The Patient Protection and Affordable Care Act, often shortened to ACA, has been instrumental in expanding the accessibility to affordable healthcare services to millions of Americans (with income up to 138% of the federal poverty line). The Act’s most significant provisions came into force in 2014 and started changing the quality of life across the country immediately. The new legislation implied a substantial expansion of both funding and eligibility for Medicaid (CrashCourse, 2016). The federal funding skyrocketed while ensuring that more than 70 million people have access to all the essential healthcare services.
Although it was hard to overestimate the volume of positive effects, it soon became vivid that several states were unwilling to participate in the expansion encouraged by the Patient Protection and Affordable Care Act. Therefore, the Supreme Court of the United States ruled in National Federation of Independent Business v. Sebelius that states were not obliged to agree to the expansion. As a result, dozens of states currently maintain the pre-ACA funding levels and eligibility standards.
The economic situation in the US has been changing rapidly for several decades. The middle class that has always been the cornerstone of the affluent and politically active American society has been shrinking rapidly. A number of scholars claim that a large part of these people will soon find themselves in a precarious position where they can no longer afford the insurance costs and certain healthcare services.
There is a large part of the population in the US that has small salaries that elevate them above the renewed Medicaid threshold while not allowing them to pay even for basic healthcare services. Moreover, according to Ritz et al. (2014), “politically determined rules affect the trajectory of current and future Medicare costs, premiums, and out-of-pocket spending”. Thus, numerous policymakers hinder the prospects of realizing the ACA’s potential in the near future.
Medicare has proven to be a crucial step that allows for the enhancement of the welfare state. Nevertheless, there are numerous issues that undermine the efficiency of the multiple measures seeking to expand the eligibility for the program. Therefore, the Supreme Court has supported various types of legislation designed to develop a sophisticated universal framework for addressing the issue. Nevertheless, the complexity of the current American political system allows numerous business people and lobbyists to successfully promote the status quo, depriving millions of working Americans of a much-needed sense of security.

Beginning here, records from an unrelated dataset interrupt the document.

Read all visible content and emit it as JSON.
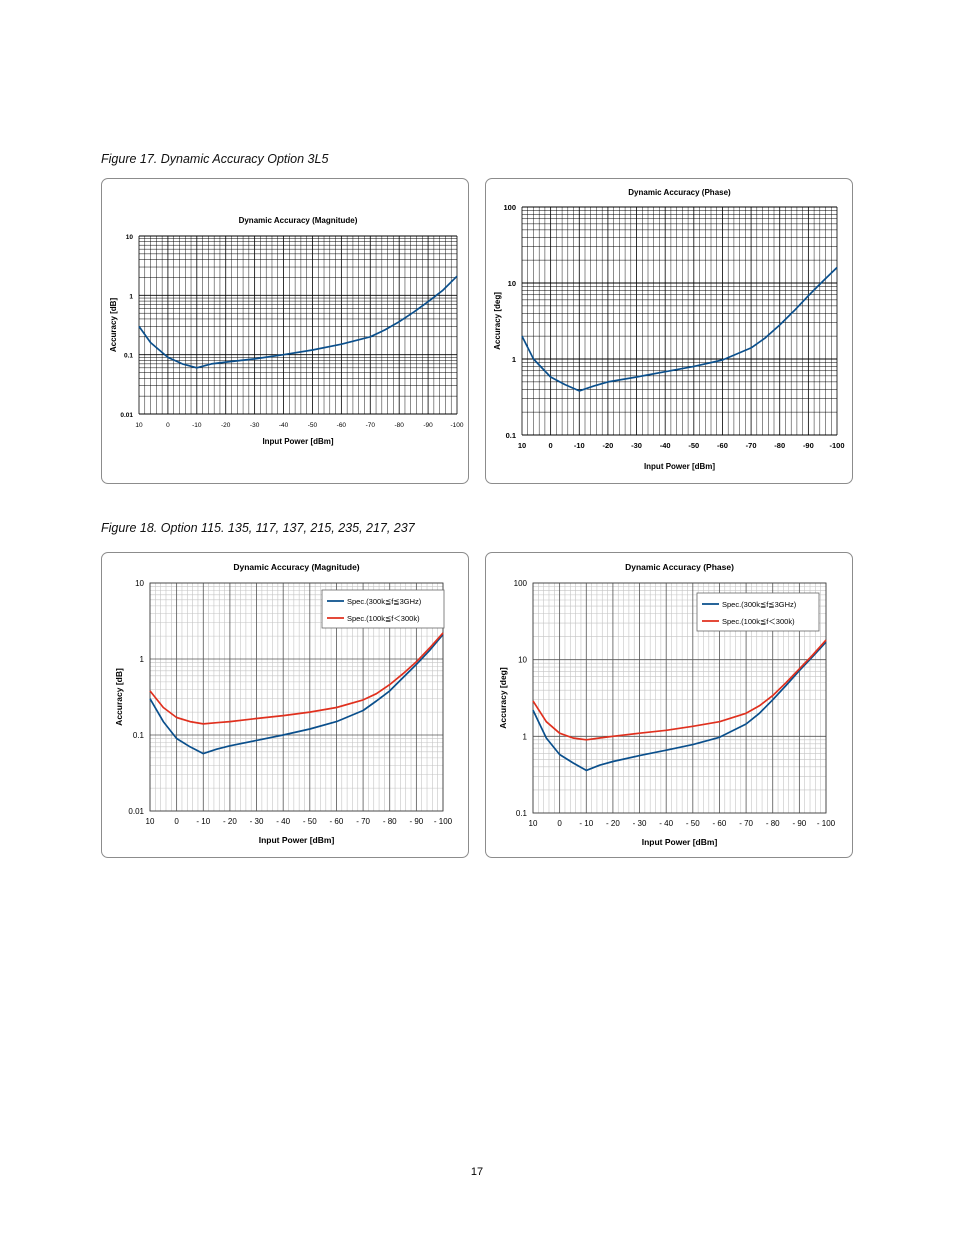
{
  "figure17": {
    "caption": "Figure 17. Dynamic Accuracy Option 3L5"
  },
  "figure18": {
    "caption": "Figure 18. Option 115. 135, 117, 137, 215, 235, 217, 237"
  },
  "page_number": "17",
  "colors": {
    "blue": "#0a4f8c",
    "red": "#e0301e",
    "grid": "#000000",
    "grid_light": "#b5b5b5"
  },
  "chart_data": [
    {
      "id": "fig17-magnitude",
      "type": "line",
      "title": "Dynamic Accuracy (Magnitude)",
      "xlabel": "Input Power [dBm]",
      "ylabel": "Accuracy [dB]",
      "yscale": "log",
      "ylim": [
        0.01,
        10
      ],
      "xlim": [
        10,
        -100
      ],
      "x_ticks": [
        10,
        0,
        -10,
        -20,
        -30,
        -40,
        -50,
        -60,
        -70,
        -80,
        -90,
        -100
      ],
      "x_tick_labels": [
        "10",
        "0",
        "-10",
        "-20",
        "-30",
        "-40",
        "-50",
        "-60",
        "-70",
        "-80",
        "-90",
        "-100"
      ],
      "y_ticks": [
        10,
        1,
        0.1,
        0.01
      ],
      "y_tick_labels": [
        "10",
        "1",
        "0.1",
        "0.01"
      ],
      "series": [
        {
          "name": "",
          "color": "blue",
          "x": [
            10,
            6,
            0,
            -5,
            -10,
            -15,
            -20,
            -30,
            -40,
            -50,
            -60,
            -70,
            -75,
            -80,
            -85,
            -90,
            -95,
            -100
          ],
          "y": [
            0.3,
            0.16,
            0.09,
            0.07,
            0.06,
            0.07,
            0.075,
            0.085,
            0.1,
            0.12,
            0.15,
            0.2,
            0.26,
            0.36,
            0.52,
            0.78,
            1.2,
            2.1
          ]
        }
      ]
    },
    {
      "id": "fig17-phase",
      "type": "line",
      "title": "Dynamic Accuracy (Phase)",
      "xlabel": "Input Power [dBm]",
      "ylabel": "Accuracy [deg]",
      "yscale": "log",
      "ylim": [
        0.1,
        100
      ],
      "xlim": [
        10,
        -100
      ],
      "x_ticks": [
        10,
        0,
        -10,
        -20,
        -30,
        -40,
        -50,
        -60,
        -70,
        -80,
        -90,
        -100
      ],
      "x_tick_labels": [
        "10",
        "0",
        "-10",
        "-20",
        "-30",
        "-40",
        "-50",
        "-60",
        "-70",
        "-80",
        "-90",
        "-100"
      ],
      "y_ticks": [
        100,
        10,
        1,
        0.1
      ],
      "y_tick_labels": [
        "100",
        "10",
        "1",
        "0.1"
      ],
      "series": [
        {
          "name": "",
          "color": "blue",
          "x": [
            10,
            6,
            0,
            -5,
            -10,
            -15,
            -20,
            -30,
            -40,
            -50,
            -60,
            -70,
            -75,
            -80,
            -85,
            -90,
            -95,
            -100
          ],
          "y": [
            2.0,
            1.0,
            0.58,
            0.46,
            0.38,
            0.44,
            0.5,
            0.58,
            0.68,
            0.8,
            0.97,
            1.4,
            1.9,
            2.8,
            4.3,
            6.8,
            10.5,
            16.0
          ]
        }
      ]
    },
    {
      "id": "fig18-magnitude",
      "type": "line",
      "title": "Dynamic Accuracy (Magnitude)",
      "xlabel": "Input Power [dBm]",
      "ylabel": "Accuracy [dB]",
      "yscale": "log",
      "ylim": [
        0.01,
        10
      ],
      "xlim": [
        10,
        -100
      ],
      "x_ticks": [
        10,
        0,
        -10,
        -20,
        -30,
        -40,
        -50,
        -60,
        -70,
        -80,
        -90,
        -100
      ],
      "x_tick_labels": [
        "10",
        "0",
        "- 10",
        "- 20",
        "- 30",
        "- 40",
        "- 50",
        "- 60",
        "- 70",
        "- 80",
        "- 90",
        "- 100"
      ],
      "y_ticks": [
        10,
        1,
        0.1,
        0.01
      ],
      "y_tick_labels": [
        "10",
        "1",
        "0.1",
        "0.01"
      ],
      "legend_position": "top-right",
      "series": [
        {
          "name": "Spec.(300k≦f≦3GHz)",
          "color": "blue",
          "x": [
            10,
            5,
            0,
            -5,
            -10,
            -15,
            -20,
            -30,
            -40,
            -50,
            -60,
            -70,
            -75,
            -80,
            -85,
            -90,
            -95,
            -100
          ],
          "y": [
            0.3,
            0.15,
            0.09,
            0.07,
            0.057,
            0.065,
            0.072,
            0.085,
            0.1,
            0.12,
            0.15,
            0.21,
            0.28,
            0.38,
            0.57,
            0.85,
            1.3,
            2.1
          ]
        },
        {
          "name": "Spec.(100k≦f＜300k)",
          "color": "red",
          "x": [
            10,
            5,
            0,
            -5,
            -10,
            -15,
            -20,
            -30,
            -40,
            -50,
            -60,
            -70,
            -75,
            -80,
            -85,
            -90,
            -95,
            -100
          ],
          "y": [
            0.38,
            0.23,
            0.17,
            0.15,
            0.14,
            0.145,
            0.15,
            0.165,
            0.18,
            0.2,
            0.23,
            0.29,
            0.35,
            0.46,
            0.64,
            0.92,
            1.4,
            2.2
          ]
        }
      ]
    },
    {
      "id": "fig18-phase",
      "type": "line",
      "title": "Dynamic Accuracy (Phase)",
      "xlabel": "Input Power [dBm]",
      "ylabel": "Accuracy [deg]",
      "yscale": "log",
      "ylim": [
        0.1,
        100
      ],
      "xlim": [
        10,
        -100
      ],
      "x_ticks": [
        10,
        0,
        -10,
        -20,
        -30,
        -40,
        -50,
        -60,
        -70,
        -80,
        -90,
        -100
      ],
      "x_tick_labels": [
        "10",
        "0",
        "- 10",
        "- 20",
        "- 30",
        "- 40",
        "- 50",
        "- 60",
        "- 70",
        "- 80",
        "- 90",
        "- 100"
      ],
      "y_ticks": [
        100,
        10,
        1,
        0.1
      ],
      "y_tick_labels": [
        "100",
        "10",
        "1",
        "0.1"
      ],
      "legend_position": "top-right",
      "series": [
        {
          "name": "Spec.(300k≦f≦3GHz)",
          "color": "blue",
          "x": [
            10,
            5,
            0,
            -5,
            -10,
            -15,
            -20,
            -30,
            -40,
            -50,
            -60,
            -70,
            -75,
            -80,
            -85,
            -90,
            -95,
            -100
          ],
          "y": [
            2.2,
            0.95,
            0.58,
            0.45,
            0.36,
            0.42,
            0.47,
            0.56,
            0.66,
            0.78,
            0.97,
            1.45,
            2.0,
            3.0,
            4.6,
            7.2,
            11.0,
            17.0
          ]
        },
        {
          "name": "Spec.(100k≦f＜300k)",
          "color": "red",
          "x": [
            10,
            5,
            0,
            -5,
            -10,
            -15,
            -20,
            -30,
            -40,
            -50,
            -60,
            -70,
            -75,
            -80,
            -85,
            -90,
            -95,
            -100
          ],
          "y": [
            2.9,
            1.55,
            1.1,
            0.95,
            0.9,
            0.95,
            1.0,
            1.1,
            1.2,
            1.35,
            1.55,
            2.0,
            2.5,
            3.4,
            5.0,
            7.6,
            11.5,
            18.0
          ]
        }
      ]
    }
  ]
}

CrashCourse. (2016). The economics of healthcare: Crash course econ #29 [Video]. YouTube.
Glied, S. A. (2018). Financing medicare into the future: Premium support fails the risk-bearing test. Health Affairs, 37(7), 1073–1078.
Ritz, D., Althauser, C., & Wilson, K. (2014). Connecting health information systems for better health: Leveraging interoperability standards to link patient, provider, payor, and policymaker data. PATH and Joint Learning Network for Universal Health Coverage.